Amaryllis bulbs always bloom their first year with magnificent flowers. Give the pot a weekly quarter turn to keep the stem straight. You can discard after blooming or keep the plant alive to (maybe) bloom again next winter.

Christmas cactuses make the best long-term houseplants on this list. To get them to re-bloom next year, decrease moisture to almost nothing after they finish flowering and trim the stem ends. Move them outdoors into a shady spot from June until frost is predicted. Once they’re back indoors, keep them fairly dry and cool until they bloom again, then increase watering. If your plants have scalloped stems instead of stem margins with pointed projections, don’t expect them to re-bloom for Christmas. They are Easter cactuses.

Cyclamens will produce flowers with elegant swept-back petals in bloom for several months if you keep them moist at all times in a window where they won’t get direct sunlight. Discard after blooming ends.

Phalaenopsis orchids, or moth orchids, are the easiest orchids to grow. Mist the leaves and place the pots on top of large saucers filled with pebbles in water that evaporates and creates a moist, mini-climate without actually touching the roots. An east- or west-facing window is best for location. They need at least 10 hours of light a day to re-bloom. Fertilize in summer. Well-grown phalaenopsis will bloom year-round. Dendrobium, paphiopedilum, and oncidium orchids also make good gifts and will sometimes reflower.

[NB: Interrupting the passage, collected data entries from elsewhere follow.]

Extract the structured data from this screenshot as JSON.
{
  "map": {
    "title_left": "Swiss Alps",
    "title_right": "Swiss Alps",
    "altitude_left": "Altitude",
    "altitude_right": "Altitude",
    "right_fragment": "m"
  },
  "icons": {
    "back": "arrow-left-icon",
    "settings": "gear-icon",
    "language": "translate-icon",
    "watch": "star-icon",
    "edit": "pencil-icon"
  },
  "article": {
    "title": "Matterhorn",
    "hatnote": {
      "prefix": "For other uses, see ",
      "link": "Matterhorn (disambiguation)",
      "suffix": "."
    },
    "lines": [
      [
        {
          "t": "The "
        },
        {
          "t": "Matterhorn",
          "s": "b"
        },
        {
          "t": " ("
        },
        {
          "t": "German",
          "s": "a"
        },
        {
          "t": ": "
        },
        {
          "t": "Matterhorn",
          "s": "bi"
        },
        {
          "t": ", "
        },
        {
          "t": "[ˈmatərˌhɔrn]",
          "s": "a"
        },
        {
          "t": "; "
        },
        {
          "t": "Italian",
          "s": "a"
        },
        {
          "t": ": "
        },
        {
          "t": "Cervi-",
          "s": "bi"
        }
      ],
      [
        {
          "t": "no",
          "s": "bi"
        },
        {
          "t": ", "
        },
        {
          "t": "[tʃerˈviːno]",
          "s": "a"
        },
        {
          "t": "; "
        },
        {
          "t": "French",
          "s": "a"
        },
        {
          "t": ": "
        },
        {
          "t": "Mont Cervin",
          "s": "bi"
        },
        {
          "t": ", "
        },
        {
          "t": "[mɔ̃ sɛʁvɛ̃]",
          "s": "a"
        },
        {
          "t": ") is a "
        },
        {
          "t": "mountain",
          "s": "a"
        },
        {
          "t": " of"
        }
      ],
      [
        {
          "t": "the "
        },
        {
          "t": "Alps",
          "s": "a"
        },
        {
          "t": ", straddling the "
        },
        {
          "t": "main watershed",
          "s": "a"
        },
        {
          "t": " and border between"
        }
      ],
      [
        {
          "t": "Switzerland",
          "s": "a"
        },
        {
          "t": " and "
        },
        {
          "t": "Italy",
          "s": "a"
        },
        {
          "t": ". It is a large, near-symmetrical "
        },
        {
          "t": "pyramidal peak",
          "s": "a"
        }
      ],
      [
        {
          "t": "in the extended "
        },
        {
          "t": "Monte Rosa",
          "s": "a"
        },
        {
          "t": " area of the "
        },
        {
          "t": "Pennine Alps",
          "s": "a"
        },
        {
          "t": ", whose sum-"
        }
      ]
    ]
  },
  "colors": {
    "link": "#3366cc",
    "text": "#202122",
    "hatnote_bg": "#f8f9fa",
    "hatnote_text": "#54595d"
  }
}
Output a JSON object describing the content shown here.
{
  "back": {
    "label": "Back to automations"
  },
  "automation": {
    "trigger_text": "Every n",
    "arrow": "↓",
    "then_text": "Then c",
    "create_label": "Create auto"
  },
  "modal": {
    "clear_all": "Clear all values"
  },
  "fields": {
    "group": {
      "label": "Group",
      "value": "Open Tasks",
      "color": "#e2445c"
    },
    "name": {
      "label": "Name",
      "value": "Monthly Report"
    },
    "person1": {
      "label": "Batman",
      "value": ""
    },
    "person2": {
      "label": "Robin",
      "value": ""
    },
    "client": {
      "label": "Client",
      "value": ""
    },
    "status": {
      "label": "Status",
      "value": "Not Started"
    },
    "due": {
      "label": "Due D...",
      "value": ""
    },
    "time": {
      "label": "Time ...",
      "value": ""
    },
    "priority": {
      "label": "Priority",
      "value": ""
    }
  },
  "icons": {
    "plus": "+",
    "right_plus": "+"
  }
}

Azaleas are expensive but many of the Indian azaleas (Rhododendron simsii) will wilt and drop their leaves in a week. Try to keep them going by making sure the soil is always wet. They also need a cool but bright location that is not in direct sunlight, a temperature of 50 to 60 degrees, and daily misting. If you want holiday azaleas to enjoy now but plant outdoors later, look for the less common Japanese azaleas (Rhododendron obstusum), which look similar but are winter hardy.

Kalanchoes are long-flowering holiday plants in the colors of a Mexican fiesta. But for our money, the palette is just too summery and sunny for the winter holidays.

Paperwhites are fragrant narcissus bulbs usually grown on top of a bowl of pebbles and water that just touches their base. Some find the smell of the flowers too sweet. I just don’t like the way they flop over. Discard them after blooming.

Poinsettias aren’t made of plastic, but they are treated with chemicals to keep them compact, and engineered to bloom for up to six months, longer than most of us would like. This Christmas cliché looks even sillier when still sporting its red bracts at Easter. Discard after blooming, if not before.